Ева с болезненного одра посмотрела на вошедшего Адама.
— Неужели им нравится унижать нас? Только что лица наши щадят от плюновения!
— Не знаю, — сказал Адам и подумал: «Может, Ева обратилась не ко мне, а к Богу?» — Я пошлю голубей Еносу и Сифу, пусть пришлют людей, пусть поживут у нас, а когда эти негодяи появятся снова, пусть обуздают язык их! — Адам с обиды всегда говорил эти слова и открывал дверцу голубиной клетки. И когда он снова открыл дверцу, Ева, как обычно, сказала:
— Те, кто кидает в нас яблоки — тоже наши дети! Мир стал тяжелым и несносным. Не хватало только нового кровопролития! Из-за нас… — После этих слов Адам обычно закрывал дверцу голубиной клетки.
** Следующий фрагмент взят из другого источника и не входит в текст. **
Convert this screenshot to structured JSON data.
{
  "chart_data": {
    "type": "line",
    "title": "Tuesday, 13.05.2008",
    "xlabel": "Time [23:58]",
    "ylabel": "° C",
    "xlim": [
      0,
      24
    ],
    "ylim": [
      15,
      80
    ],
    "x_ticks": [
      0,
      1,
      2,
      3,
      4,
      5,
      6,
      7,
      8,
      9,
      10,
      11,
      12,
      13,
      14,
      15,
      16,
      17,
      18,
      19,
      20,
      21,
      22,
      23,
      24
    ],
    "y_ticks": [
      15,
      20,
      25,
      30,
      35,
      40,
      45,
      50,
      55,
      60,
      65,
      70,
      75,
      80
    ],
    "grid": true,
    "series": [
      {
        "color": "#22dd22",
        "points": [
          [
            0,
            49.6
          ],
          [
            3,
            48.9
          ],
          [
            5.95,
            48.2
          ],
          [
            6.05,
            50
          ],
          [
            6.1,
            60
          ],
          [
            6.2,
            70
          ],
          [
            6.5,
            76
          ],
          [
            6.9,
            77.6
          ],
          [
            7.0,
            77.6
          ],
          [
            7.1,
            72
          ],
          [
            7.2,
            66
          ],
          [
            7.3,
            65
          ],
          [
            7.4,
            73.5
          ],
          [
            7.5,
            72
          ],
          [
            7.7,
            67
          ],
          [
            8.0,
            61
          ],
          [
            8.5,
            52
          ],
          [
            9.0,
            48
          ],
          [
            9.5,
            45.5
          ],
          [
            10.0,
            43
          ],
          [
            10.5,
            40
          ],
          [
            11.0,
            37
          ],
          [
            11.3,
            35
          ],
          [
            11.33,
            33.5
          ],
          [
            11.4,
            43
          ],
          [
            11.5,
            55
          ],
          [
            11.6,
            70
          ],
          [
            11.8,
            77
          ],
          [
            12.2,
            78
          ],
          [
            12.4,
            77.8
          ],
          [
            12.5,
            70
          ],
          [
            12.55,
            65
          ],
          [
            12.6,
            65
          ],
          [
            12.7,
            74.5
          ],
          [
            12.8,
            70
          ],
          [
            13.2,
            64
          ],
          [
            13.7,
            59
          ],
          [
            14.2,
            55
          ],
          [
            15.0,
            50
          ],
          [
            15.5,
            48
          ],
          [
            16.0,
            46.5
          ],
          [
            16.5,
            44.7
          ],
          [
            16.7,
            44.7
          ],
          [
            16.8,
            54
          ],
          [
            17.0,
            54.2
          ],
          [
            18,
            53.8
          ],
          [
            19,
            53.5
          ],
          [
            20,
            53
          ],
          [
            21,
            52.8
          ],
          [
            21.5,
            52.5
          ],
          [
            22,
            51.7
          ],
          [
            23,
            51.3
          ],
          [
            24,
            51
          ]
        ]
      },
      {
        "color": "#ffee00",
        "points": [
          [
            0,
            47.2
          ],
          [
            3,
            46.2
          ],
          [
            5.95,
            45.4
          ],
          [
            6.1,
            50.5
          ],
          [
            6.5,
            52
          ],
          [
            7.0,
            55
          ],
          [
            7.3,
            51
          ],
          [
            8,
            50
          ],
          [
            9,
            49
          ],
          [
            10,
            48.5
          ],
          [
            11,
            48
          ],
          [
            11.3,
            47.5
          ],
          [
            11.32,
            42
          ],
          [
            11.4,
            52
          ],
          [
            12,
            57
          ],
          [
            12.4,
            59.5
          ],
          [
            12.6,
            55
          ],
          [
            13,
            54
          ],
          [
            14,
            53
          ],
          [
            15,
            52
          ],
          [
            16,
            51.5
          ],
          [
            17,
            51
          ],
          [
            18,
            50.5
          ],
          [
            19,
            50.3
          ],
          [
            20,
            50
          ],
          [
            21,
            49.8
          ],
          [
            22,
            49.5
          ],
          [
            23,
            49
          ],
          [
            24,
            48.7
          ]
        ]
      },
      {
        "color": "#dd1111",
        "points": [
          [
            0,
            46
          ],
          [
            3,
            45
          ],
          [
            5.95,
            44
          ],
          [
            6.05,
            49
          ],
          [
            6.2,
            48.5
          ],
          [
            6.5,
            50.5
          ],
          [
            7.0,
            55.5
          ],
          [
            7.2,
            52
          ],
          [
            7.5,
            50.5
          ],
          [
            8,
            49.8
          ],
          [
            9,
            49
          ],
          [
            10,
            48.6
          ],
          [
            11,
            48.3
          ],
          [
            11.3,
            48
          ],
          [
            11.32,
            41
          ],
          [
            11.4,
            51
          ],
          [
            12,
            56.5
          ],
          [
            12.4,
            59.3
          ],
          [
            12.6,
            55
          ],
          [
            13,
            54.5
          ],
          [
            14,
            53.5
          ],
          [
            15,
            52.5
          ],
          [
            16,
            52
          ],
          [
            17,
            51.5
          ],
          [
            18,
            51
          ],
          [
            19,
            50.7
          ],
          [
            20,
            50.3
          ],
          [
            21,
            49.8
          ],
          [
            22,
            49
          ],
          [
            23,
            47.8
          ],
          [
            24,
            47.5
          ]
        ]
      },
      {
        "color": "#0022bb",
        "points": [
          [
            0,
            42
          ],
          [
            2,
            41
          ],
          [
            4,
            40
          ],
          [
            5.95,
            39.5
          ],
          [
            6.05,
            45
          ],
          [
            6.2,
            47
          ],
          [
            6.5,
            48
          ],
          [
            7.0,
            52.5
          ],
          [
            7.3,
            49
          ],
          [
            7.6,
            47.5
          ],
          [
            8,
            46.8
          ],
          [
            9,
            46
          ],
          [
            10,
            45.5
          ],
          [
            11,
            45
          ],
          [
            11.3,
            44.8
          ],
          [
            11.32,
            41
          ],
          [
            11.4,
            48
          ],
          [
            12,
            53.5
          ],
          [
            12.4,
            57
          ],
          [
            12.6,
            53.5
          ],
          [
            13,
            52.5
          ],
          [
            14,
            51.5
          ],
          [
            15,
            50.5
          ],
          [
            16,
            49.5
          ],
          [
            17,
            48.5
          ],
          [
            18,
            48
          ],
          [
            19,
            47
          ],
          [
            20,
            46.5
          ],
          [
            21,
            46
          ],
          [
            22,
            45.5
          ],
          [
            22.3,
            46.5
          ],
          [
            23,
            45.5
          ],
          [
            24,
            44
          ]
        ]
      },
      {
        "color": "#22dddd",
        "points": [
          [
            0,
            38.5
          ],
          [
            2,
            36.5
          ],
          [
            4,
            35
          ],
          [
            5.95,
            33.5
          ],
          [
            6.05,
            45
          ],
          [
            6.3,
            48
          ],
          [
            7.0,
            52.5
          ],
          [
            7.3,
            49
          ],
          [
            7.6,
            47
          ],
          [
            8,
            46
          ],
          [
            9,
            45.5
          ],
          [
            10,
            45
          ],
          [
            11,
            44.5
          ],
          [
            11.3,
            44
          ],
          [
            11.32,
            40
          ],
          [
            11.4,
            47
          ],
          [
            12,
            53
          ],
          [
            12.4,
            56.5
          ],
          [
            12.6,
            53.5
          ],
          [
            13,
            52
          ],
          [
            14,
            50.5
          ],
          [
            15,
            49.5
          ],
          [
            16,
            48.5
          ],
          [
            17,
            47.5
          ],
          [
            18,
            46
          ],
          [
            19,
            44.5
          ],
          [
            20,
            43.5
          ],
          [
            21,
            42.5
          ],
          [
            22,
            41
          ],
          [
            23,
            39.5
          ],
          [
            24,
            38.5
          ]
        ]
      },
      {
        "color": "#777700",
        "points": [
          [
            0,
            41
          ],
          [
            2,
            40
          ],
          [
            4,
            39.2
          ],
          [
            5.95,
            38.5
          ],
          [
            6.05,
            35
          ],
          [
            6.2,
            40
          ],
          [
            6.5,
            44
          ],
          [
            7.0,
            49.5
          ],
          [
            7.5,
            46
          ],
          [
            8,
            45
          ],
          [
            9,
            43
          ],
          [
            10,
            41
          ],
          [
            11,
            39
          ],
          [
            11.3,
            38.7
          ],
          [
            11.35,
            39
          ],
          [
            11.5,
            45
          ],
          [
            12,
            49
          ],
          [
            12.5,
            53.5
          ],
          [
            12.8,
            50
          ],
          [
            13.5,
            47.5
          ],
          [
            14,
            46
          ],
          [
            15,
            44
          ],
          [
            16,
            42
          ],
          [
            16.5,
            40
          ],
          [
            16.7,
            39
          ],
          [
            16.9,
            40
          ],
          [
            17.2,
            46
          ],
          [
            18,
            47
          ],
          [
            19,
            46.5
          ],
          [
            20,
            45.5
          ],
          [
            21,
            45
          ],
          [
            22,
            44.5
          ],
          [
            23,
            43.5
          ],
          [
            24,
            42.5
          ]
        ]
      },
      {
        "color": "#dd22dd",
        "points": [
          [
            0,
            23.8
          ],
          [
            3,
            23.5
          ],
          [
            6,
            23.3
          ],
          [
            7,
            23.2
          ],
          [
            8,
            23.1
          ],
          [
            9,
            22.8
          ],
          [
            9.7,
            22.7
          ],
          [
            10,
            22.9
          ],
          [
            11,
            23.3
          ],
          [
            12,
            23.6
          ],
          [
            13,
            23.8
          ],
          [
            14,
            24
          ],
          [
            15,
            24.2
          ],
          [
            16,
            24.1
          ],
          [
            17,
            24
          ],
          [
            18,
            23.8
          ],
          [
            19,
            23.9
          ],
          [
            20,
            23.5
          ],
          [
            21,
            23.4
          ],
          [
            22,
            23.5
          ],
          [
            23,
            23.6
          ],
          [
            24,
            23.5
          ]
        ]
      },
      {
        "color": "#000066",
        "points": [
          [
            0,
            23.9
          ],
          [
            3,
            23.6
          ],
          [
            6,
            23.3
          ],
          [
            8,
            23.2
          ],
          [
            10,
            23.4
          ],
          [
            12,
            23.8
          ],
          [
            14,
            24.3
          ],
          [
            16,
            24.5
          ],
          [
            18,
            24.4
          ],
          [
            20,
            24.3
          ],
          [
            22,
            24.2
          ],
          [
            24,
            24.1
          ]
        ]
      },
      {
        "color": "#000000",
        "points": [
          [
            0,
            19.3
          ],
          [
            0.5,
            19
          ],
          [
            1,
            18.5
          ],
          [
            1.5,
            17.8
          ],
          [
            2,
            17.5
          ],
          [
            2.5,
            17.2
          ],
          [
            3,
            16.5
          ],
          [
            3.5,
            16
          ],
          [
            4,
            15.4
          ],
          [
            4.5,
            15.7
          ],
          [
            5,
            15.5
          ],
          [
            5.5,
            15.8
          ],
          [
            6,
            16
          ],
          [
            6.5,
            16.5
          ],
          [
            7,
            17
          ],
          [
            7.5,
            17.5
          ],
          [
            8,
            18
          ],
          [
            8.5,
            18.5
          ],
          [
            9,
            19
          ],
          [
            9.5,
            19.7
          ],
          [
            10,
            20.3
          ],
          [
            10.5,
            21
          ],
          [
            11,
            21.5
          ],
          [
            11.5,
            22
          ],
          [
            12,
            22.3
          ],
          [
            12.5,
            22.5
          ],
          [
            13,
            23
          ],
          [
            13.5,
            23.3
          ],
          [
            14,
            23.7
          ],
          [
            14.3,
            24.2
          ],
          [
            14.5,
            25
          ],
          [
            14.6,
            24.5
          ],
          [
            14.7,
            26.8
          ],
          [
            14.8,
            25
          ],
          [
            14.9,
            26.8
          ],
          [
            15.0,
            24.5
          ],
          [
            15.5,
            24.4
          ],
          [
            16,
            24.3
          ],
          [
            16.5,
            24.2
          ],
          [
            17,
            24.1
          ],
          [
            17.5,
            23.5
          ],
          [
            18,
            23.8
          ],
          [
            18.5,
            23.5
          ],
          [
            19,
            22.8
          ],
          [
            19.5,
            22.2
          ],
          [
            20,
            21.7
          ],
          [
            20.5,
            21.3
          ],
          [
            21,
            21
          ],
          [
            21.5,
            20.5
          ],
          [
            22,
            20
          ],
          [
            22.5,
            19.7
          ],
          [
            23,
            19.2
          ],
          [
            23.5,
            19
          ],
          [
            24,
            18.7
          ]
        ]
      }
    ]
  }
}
Пьяные голоса снова стихли, и Адам снова вышел собирать яблоки. Адам вышел за ворота и вывалил огрызки в пропасть. Хулящие его достоинство и достоинство его жены горожане на каменной ограде обычно оставляли рисунки. Они оскорбляли взор Адама, и он смывал их водой из ручья. Хуже всего, стали рисовать на скале, и Адам по своей старческой немощи залезть туда не мог. «Я не могу забыть хитрости дьявола, оно известно и вам, — мысленно говорил Адам своим хулителям. — Вы же не обвиняете себя, что оставили молитву, — разве я вас не учил молиться? Каин, — Каин! — и тот строил жертвенник и возносил молитвы, — а вы? Пусть его жертвоприношение неугодно Господу, но Каин строил, возносил, — а вы? Вы хуже Каина! А вы говорите, что Бога нет — безумцы! И можно ли издеваться над человеком и изощрять против него язык свой за то, что Господь лишил его ликования с ангелами?» — Так мысленно негодовал Адам, смывая срамные рисунки с каменной стены, и не мог успокоить смятение внутри себя. Из очей его обильно лились слезы. Помутневшие облака шли так низко, что до них можно было дотронуться. В гряде туч, идущих на него, Адам сразу заприметил одну, похожую на черепаху: панцирь с подбрюшьем отдавали иссиня-черным, а голова — из белых облаков. Еловою синеву дальних склонов из хвоста черепахи-тучи орошал дождь. Подбрюшье метало молнии. Осыпаясь дождем, облако приближалось. Слышен был его шум в листве деревьев и в траве. Когда туча проплывала над извилистой тропкой (черепашья голова уже утратила свою четкость — расплылась), дрожащая белая молния ударила в землю, и почти одновременно с молнией сошел (именно сошел, а не спрыгнул и не слетел), — сошел из тучи на приручьевую некошеную луговину ангел и направился к Адаму. В сполохах молний луговая трава отдавала белым металлом. Точно туман клубился в ногах у ангела, скрывая подол его небесной ризы. Адам догадался, что отверсто его внутреннее зрение, а, значит, отверсты небеса, ибо человеку нельзя увидеть ангела телесными очами, нельзя слышать его телесным слухом.